Nella tragedia dell’invasione del Tibet non vi è solamente la sofferenza umana di un Popolo, ma il concreto rischio della scomparsa di una autentica cultura della pace fondata sugli insegnamenti del Buddha di non violenza e di rispetto per gli altri, completamente stravolti dall’arroganza e dalla sete di conquista della famelica tigre cinese che si sono abbattute come una scure su queste pacifiche popolazioni.
Oltre 135.000 tibetani, sui sei milioni complessivi, si sono rifugiati in India ed in Nepal pur di sfuggire alle persecuzioni religiose e nel tentativo di preservare le basi della loro cultura millenaria: hanno affrontato un viaggio estenuante a piedi attraversando la catena montuosa dell’Himalaya, con un altissimo numero di vittime in termini di vite umane.
Sono stati creati 50 campi profughi (tra India e Nepal) in cui questi individui, già stremati dal viaggio, sono stati decimati dal caldo torrido e umido, denutrizione, malaria, tubercolosi, ed altre malattie sconosciute sull’altopiano tibetano.
Attualmente esistono ventuno campi profughi tibetani in Nepal (per un totale di circa 20.000 persone) ma, le pressioni del governo cinese sulle strutture politiche ed amministrative nepalesi, hanno indotto gli attuali vertici della Repubblica federale democratica (l’elezione della Camera dei Rappresentanti e dell’Assemblea Costituente nel dicembre del 2017 ha sancito la vittoria dell’alleanza tra comunisti e maoisti) a negare i documenti e persino lo status di “rifugiato politico” ai tibetani che arrivano nel Paese dalla Cina.
Per decenni Kathmandu è stata il tradizionale e sicuro “corridoio” verso Dharamsala (città indiana sede del Governo tibetano in esilio e dimora del Dalai Lama). Ora non più, visto che le pressioni di Pechino hanno convinto l’esecutivo ad invertire la rotta.
Senza il riconoscimento ufficiale i profughi in Nepal non hanno il permesso di spostarsi dai campi di accoglienza e non possono neppure lavorare. Una situazione assurda, in cui di fatto i rifugiati si trovano loro malgrado agli arresti domiciliari.
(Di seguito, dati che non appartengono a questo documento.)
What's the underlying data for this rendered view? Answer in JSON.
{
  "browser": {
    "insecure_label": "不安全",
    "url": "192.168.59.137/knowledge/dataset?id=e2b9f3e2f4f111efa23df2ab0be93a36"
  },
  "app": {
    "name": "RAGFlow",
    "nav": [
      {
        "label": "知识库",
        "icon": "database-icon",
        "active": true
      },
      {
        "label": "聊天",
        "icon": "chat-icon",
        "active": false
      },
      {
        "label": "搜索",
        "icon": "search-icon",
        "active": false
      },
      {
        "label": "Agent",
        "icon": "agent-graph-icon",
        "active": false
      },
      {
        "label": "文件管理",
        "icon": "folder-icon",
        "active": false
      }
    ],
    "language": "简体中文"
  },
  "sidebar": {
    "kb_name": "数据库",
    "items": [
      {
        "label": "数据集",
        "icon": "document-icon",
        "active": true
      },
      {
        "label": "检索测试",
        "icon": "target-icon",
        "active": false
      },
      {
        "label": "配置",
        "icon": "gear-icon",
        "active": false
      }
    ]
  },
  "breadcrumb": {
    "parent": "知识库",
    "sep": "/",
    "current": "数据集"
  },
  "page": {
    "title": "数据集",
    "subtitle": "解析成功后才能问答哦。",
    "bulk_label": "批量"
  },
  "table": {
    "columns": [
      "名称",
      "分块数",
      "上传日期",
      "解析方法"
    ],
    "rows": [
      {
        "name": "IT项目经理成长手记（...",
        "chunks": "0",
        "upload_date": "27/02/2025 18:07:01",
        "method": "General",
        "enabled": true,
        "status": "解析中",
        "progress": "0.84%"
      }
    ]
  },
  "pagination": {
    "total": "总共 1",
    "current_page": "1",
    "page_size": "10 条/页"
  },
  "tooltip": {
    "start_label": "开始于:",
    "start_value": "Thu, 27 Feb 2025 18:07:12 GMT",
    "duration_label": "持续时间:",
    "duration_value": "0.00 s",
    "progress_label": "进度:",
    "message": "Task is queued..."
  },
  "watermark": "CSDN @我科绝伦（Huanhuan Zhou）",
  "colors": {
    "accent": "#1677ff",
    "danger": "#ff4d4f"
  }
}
La questione è puramente economica: i vertici del Nepal stanno portando avanti una politica di riavvicinamento alla Cina dopo decenni di cooperazione con l’India e non intendono irritare i nuovi potenziali partner con un diniego volto a riconoscere i sacrosanti diritti dei tibetani fuggiti dal Sol Levante.
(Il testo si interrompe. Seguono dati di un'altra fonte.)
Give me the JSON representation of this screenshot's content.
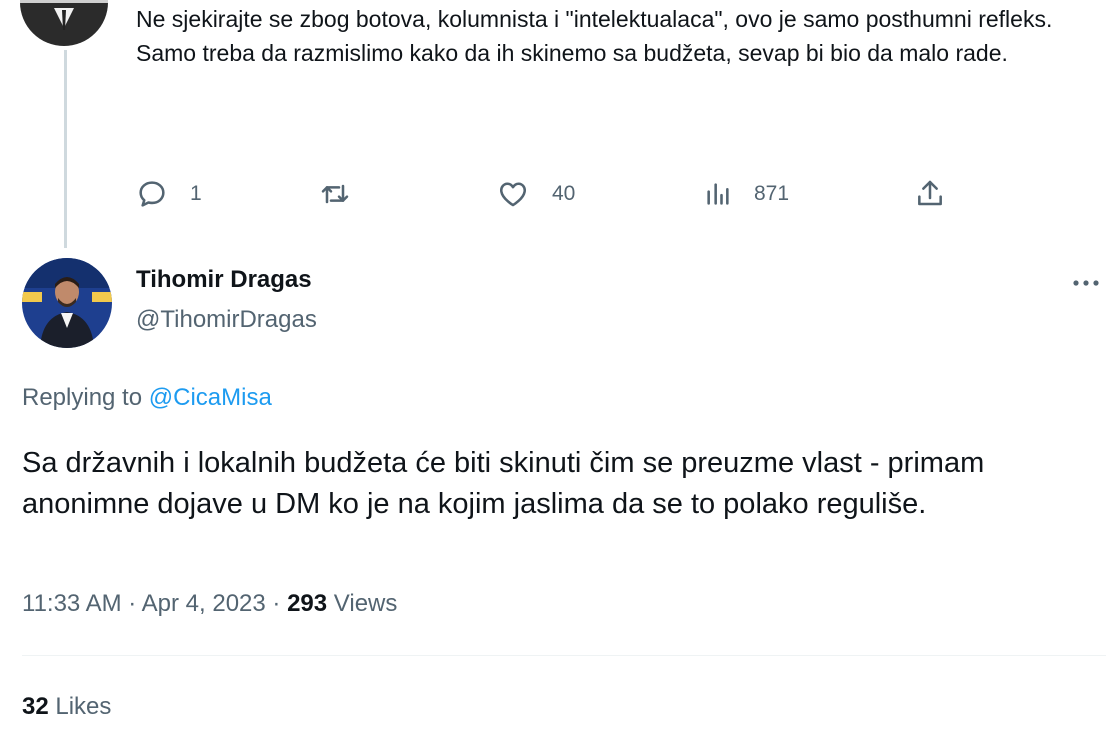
{
  "parent_tweet": {
    "text_lines": [
      "Ne sjekirajte se zbog botova, kolumnista i \"intelektualaca\", ovo je samo posthumni refleks.",
      "Samo treba da razmislimo kako da ih skinemo sa budžeta, sevap bi bio da malo rade."
    ],
    "actions": {
      "replies": "1",
      "retweets": "",
      "likes": "40",
      "views": "871"
    }
  },
  "reply_tweet": {
    "author_name": "Tihomir Dragas",
    "author_handle": "@TihomirDragas",
    "replying_prefix": "Replying to",
    "replying_to": "@CicaMisa",
    "text": "Sa državnih i lokalnih budžeta će biti skinuti čim se preuzme vlast - primam anonimne dojave u DM ko je na kojim jaslima da se to polako reguliše.",
    "time": "11:33 AM",
    "date": "Apr 4, 2023",
    "separator": "·",
    "views_count": "293",
    "views_label": "Views",
    "likes_count": "32",
    "likes_label": "Likes"
  },
  "icons": {
    "reply": "speech-bubble-icon",
    "retweet": "retweet-icon",
    "like": "heart-icon",
    "views": "bar-chart-icon",
    "share": "share-icon",
    "more": "ellipsis-icon"
  },
  "colors": {
    "text_primary": "#0f1419",
    "text_secondary": "#536471",
    "link": "#1d9bf0",
    "thread_line": "#cfd9de"
  }
}
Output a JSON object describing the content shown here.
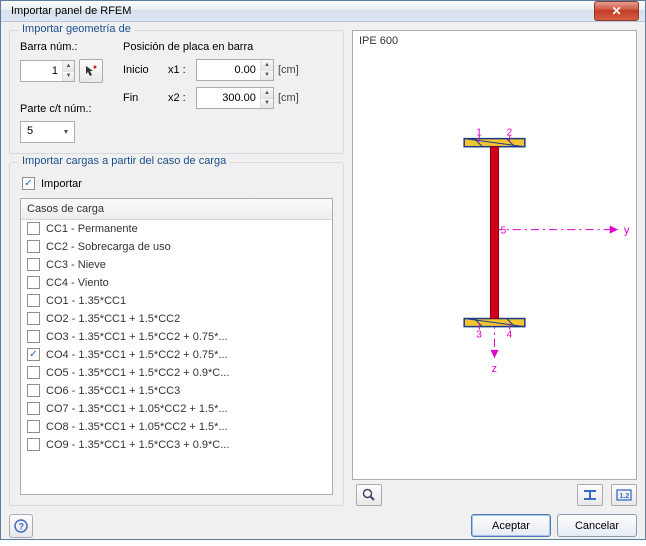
{
  "window": {
    "title": "Importar panel de RFEM"
  },
  "geometry_group": {
    "title": "Importar geometría de",
    "member_label": "Barra núm.:",
    "member_value": "1",
    "plate_pos_label": "Posición de placa en barra",
    "start_label": "Inicio",
    "start_var": "x1 :",
    "start_value": "0.00",
    "end_label": "Fin",
    "end_var": "x2 :",
    "end_value": "300.00",
    "unit": "[cm]",
    "part_label": "Parte c/t núm.:",
    "part_value": "5"
  },
  "loadcase_group": {
    "title": "Importar cargas a partir del caso de carga",
    "import_checkbox_label": "Importar",
    "import_checked": true,
    "list_header": "Casos de carga",
    "items": [
      {
        "checked": false,
        "label": "CC1 - Permanente"
      },
      {
        "checked": false,
        "label": "CC2 - Sobrecarga de uso"
      },
      {
        "checked": false,
        "label": "CC3 - Nieve"
      },
      {
        "checked": false,
        "label": "CC4 - Viento"
      },
      {
        "checked": false,
        "label": "CO1 - 1.35*CC1"
      },
      {
        "checked": false,
        "label": "CO2 - 1.35*CC1 + 1.5*CC2"
      },
      {
        "checked": false,
        "label": "CO3 - 1.35*CC1 + 1.5*CC2 + 0.75*..."
      },
      {
        "checked": true,
        "label": "CO4 - 1.35*CC1 + 1.5*CC2 + 0.75*..."
      },
      {
        "checked": false,
        "label": "CO5 - 1.35*CC1 + 1.5*CC2 + 0.9*C..."
      },
      {
        "checked": false,
        "label": "CO6 - 1.35*CC1 + 1.5*CC3"
      },
      {
        "checked": false,
        "label": "CO7 - 1.35*CC1 + 1.05*CC2 + 1.5*..."
      },
      {
        "checked": false,
        "label": "CO8 - 1.35*CC1 + 1.05*CC2 + 1.5*..."
      },
      {
        "checked": false,
        "label": "CO9 - 1.35*CC1 + 1.5*CC3 + 0.9*C..."
      }
    ]
  },
  "preview": {
    "section_title": "IPE 600",
    "nodes": {
      "tl": "1",
      "tr": "2",
      "bl": "3",
      "br": "4",
      "mid": "5"
    },
    "axes": {
      "y": "y",
      "z": "z"
    }
  },
  "buttons": {
    "accept": "Aceptar",
    "cancel": "Cancelar"
  }
}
Da alcuni anni le autorità del Nepal impediscono ai rifugiati tibetani qualsiasi attività considerata anticinese, anche proteste pacifiche e preghiere di commemorazione in ricordo delle vittime della persecuzione cinese.
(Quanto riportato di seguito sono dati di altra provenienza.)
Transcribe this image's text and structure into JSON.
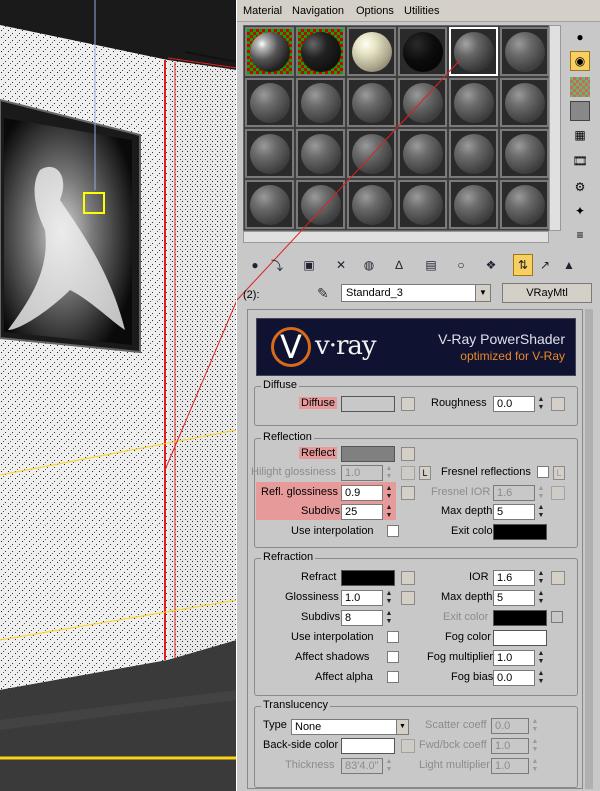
{
  "menu": [
    "Material",
    "Navigation",
    "Options",
    "Utilities"
  ],
  "slots": {
    "rows": [
      [
        "chrome",
        "dark",
        "cream",
        "black",
        "shiny",
        "gray"
      ],
      [
        "gray",
        "gray",
        "gray",
        "gray",
        "gray",
        "gray"
      ],
      [
        "gray",
        "gray",
        "gray",
        "gray",
        "gray",
        "gray"
      ],
      [
        "gray",
        "gray",
        "gray",
        "gray",
        "gray",
        "gray"
      ]
    ],
    "active_index": 4
  },
  "side_tools": [
    "sphere-icon",
    "backlight-icon",
    "checker-background-icon",
    "sample-uv-icon",
    "video-color-check-icon",
    "make-preview-icon",
    "options-icon",
    "select-by-material-icon",
    "material-navigator-icon"
  ],
  "bottom_tools": [
    "get-material-icon",
    "put-to-scene-icon",
    "assign-to-selection-icon",
    "reset-map-icon",
    "make-unique-icon",
    "put-to-library-icon",
    "material-effects-channel-icon",
    "show-map-icon",
    "show-end-result-icon",
    "go-to-parent-icon",
    "go-forward-icon"
  ],
  "name_row": {
    "slot_label": "(2):",
    "material_name": "Standard_3",
    "type_button": "VRayMtl"
  },
  "banner": {
    "logo": "v·ray",
    "title": "V-Ray PowerShader",
    "subtitle": "optimized for V-Ray"
  },
  "diffuse": {
    "group_label": "Diffuse",
    "diffuse_label": "Diffuse",
    "diffuse_color": "#c8c8c8",
    "roughness_label": "Roughness",
    "roughness_value": "0.0"
  },
  "reflection": {
    "group_label": "Reflection",
    "reflect_label": "Reflect",
    "reflect_color": "#808080",
    "hilight_label": "Hilight glossiness",
    "hilight_value": "1.0",
    "lock_label": "L",
    "fresnel_label": "Fresnel reflections",
    "refl_gloss_label": "Refl. glossiness",
    "refl_gloss_value": "0.9",
    "fresnel_ior_label": "Fresnel IOR",
    "fresnel_ior_value": "1.6",
    "subdivs_label": "Subdivs",
    "subdivs_value": "25",
    "max_depth_label": "Max depth",
    "max_depth_value": "5",
    "use_interp_label": "Use interpolation",
    "exit_color_label": "Exit color",
    "exit_color": "#000000"
  },
  "refraction": {
    "group_label": "Refraction",
    "refract_label": "Refract",
    "refract_color": "#000000",
    "ior_label": "IOR",
    "ior_value": "1.6",
    "gloss_label": "Glossiness",
    "gloss_value": "1.0",
    "max_depth_label": "Max depth",
    "max_depth_value": "5",
    "subdivs_label": "Subdivs",
    "subdivs_value": "8",
    "exit_color_label": "Exit color",
    "use_interp_label": "Use interpolation",
    "fog_color_label": "Fog color",
    "fog_color": "#ffffff",
    "affect_shadows_label": "Affect shadows",
    "fog_mult_label": "Fog multiplier",
    "fog_mult_value": "1.0",
    "affect_alpha_label": "Affect alpha",
    "fog_bias_label": "Fog bias",
    "fog_bias_value": "0.0"
  },
  "translucency": {
    "group_label": "Translucency",
    "type_label": "Type",
    "type_value": "None",
    "scatter_label": "Scatter coeff",
    "scatter_value": "0.0",
    "backside_label": "Back-side color",
    "backside_color": "#ffffff",
    "fwdbck_label": "Fwd/bck coeff",
    "fwdbck_value": "1.0",
    "thickness_label": "Thickness",
    "thickness_value": "83'4.0\"",
    "light_mult_label": "Light multiplier",
    "light_mult_value": "1.0"
  },
  "colors": {
    "highlight": "#e79a9a",
    "accent": "#f7d060"
  }
}
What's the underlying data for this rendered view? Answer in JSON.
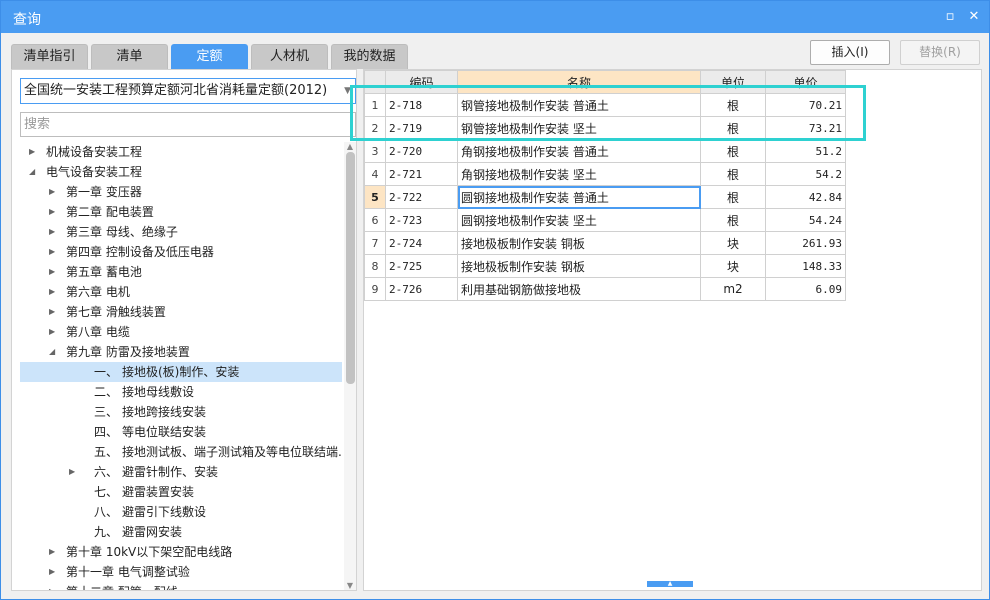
{
  "window": {
    "title": "查询"
  },
  "tabs": [
    {
      "label": "清单指引"
    },
    {
      "label": "清单"
    },
    {
      "label": "定额",
      "active": true
    },
    {
      "label": "人材机"
    },
    {
      "label": "我的数据"
    }
  ],
  "buttons": {
    "insert": "插入(I)",
    "replace": "替换(R)"
  },
  "left": {
    "quota_library": "全国统一安装工程预算定额河北省消耗量定额(2012)",
    "search_placeholder": "搜索"
  },
  "tree": [
    {
      "level": 0,
      "toggle": "collapsed",
      "label": "机械设备安装工程"
    },
    {
      "level": 0,
      "toggle": "expanded",
      "label": "电气设备安装工程"
    },
    {
      "level": 1,
      "toggle": "collapsed",
      "label": "第一章 变压器"
    },
    {
      "level": 1,
      "toggle": "collapsed",
      "label": "第二章 配电装置"
    },
    {
      "level": 1,
      "toggle": "collapsed",
      "label": "第三章 母线、绝缘子"
    },
    {
      "level": 1,
      "toggle": "collapsed",
      "label": "第四章 控制设备及低压电器"
    },
    {
      "level": 1,
      "toggle": "collapsed",
      "label": "第五章 蓄电池"
    },
    {
      "level": 1,
      "toggle": "collapsed",
      "label": "第六章 电机"
    },
    {
      "level": 1,
      "toggle": "collapsed",
      "label": "第七章 滑触线装置"
    },
    {
      "level": 1,
      "toggle": "collapsed",
      "label": "第八章 电缆"
    },
    {
      "level": 1,
      "toggle": "expanded",
      "label": "第九章 防雷及接地装置"
    },
    {
      "level": 2,
      "toggle": "none",
      "num": "一、",
      "label": "接地极(板)制作、安装",
      "selected": true
    },
    {
      "level": 2,
      "toggle": "none",
      "num": "二、",
      "label": "接地母线敷设"
    },
    {
      "level": 2,
      "toggle": "none",
      "num": "三、",
      "label": "接地跨接线安装"
    },
    {
      "level": 2,
      "toggle": "none",
      "num": "四、",
      "label": "等电位联结安装"
    },
    {
      "level": 2,
      "toggle": "none",
      "num": "五、",
      "label": "接地测试板、端子测试箱及等电位联结端..."
    },
    {
      "level": 2,
      "toggle": "collapsed",
      "num": "六、",
      "label": "避雷针制作、安装"
    },
    {
      "level": 2,
      "toggle": "none",
      "num": "七、",
      "label": "避雷装置安装"
    },
    {
      "level": 2,
      "toggle": "none",
      "num": "八、",
      "label": "避雷引下线敷设"
    },
    {
      "level": 2,
      "toggle": "none",
      "num": "九、",
      "label": "避雷网安装"
    },
    {
      "level": 1,
      "toggle": "collapsed",
      "label": "第十章 10kV以下架空配电线路"
    },
    {
      "level": 1,
      "toggle": "collapsed",
      "label": "第十一章 电气调整试验"
    },
    {
      "level": 1,
      "toggle": "collapsed",
      "label": "第十二章 配管、配线"
    }
  ],
  "grid": {
    "columns": [
      "",
      "编码",
      "名称",
      "单位",
      "单价"
    ],
    "current_row": 5,
    "rows": [
      [
        "1",
        "2-718",
        "钢管接地极制作安装 普通土",
        "根",
        "70.21"
      ],
      [
        "2",
        "2-719",
        "钢管接地极制作安装 坚土",
        "根",
        "73.21"
      ],
      [
        "3",
        "2-720",
        "角钢接地极制作安装 普通土",
        "根",
        "51.2"
      ],
      [
        "4",
        "2-721",
        "角钢接地极制作安装 坚土",
        "根",
        "54.2"
      ],
      [
        "5",
        "2-722",
        "圆钢接地极制作安装 普通土",
        "根",
        "42.84"
      ],
      [
        "6",
        "2-723",
        "圆钢接地极制作安装 坚土",
        "根",
        "54.24"
      ],
      [
        "7",
        "2-724",
        "接地极板制作安装 铜板",
        "块",
        "261.93"
      ],
      [
        "8",
        "2-725",
        "接地极板制作安装 钢板",
        "块",
        "148.33"
      ],
      [
        "9",
        "2-726",
        "利用基础钢筋做接地极",
        "m2",
        "6.09"
      ]
    ]
  },
  "colors": {
    "accent": "#4a9cf2",
    "highlight_box": "#2ed1d1",
    "header_highlight": "#fde5c4"
  }
}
Si è arrivati all’arbitrio di negare a coloro che non possiedono un documento valido che attesti la cittadinanza nepalese o lo status di rifugiato politico gli aiuti da parte del Governo: pertanto acqua, alimenti e tende non possono più essere distribuiti se non dietro presentazione di una documentazione di fatto inesistente perché negata direttamente da chi dovrebbe emetterla.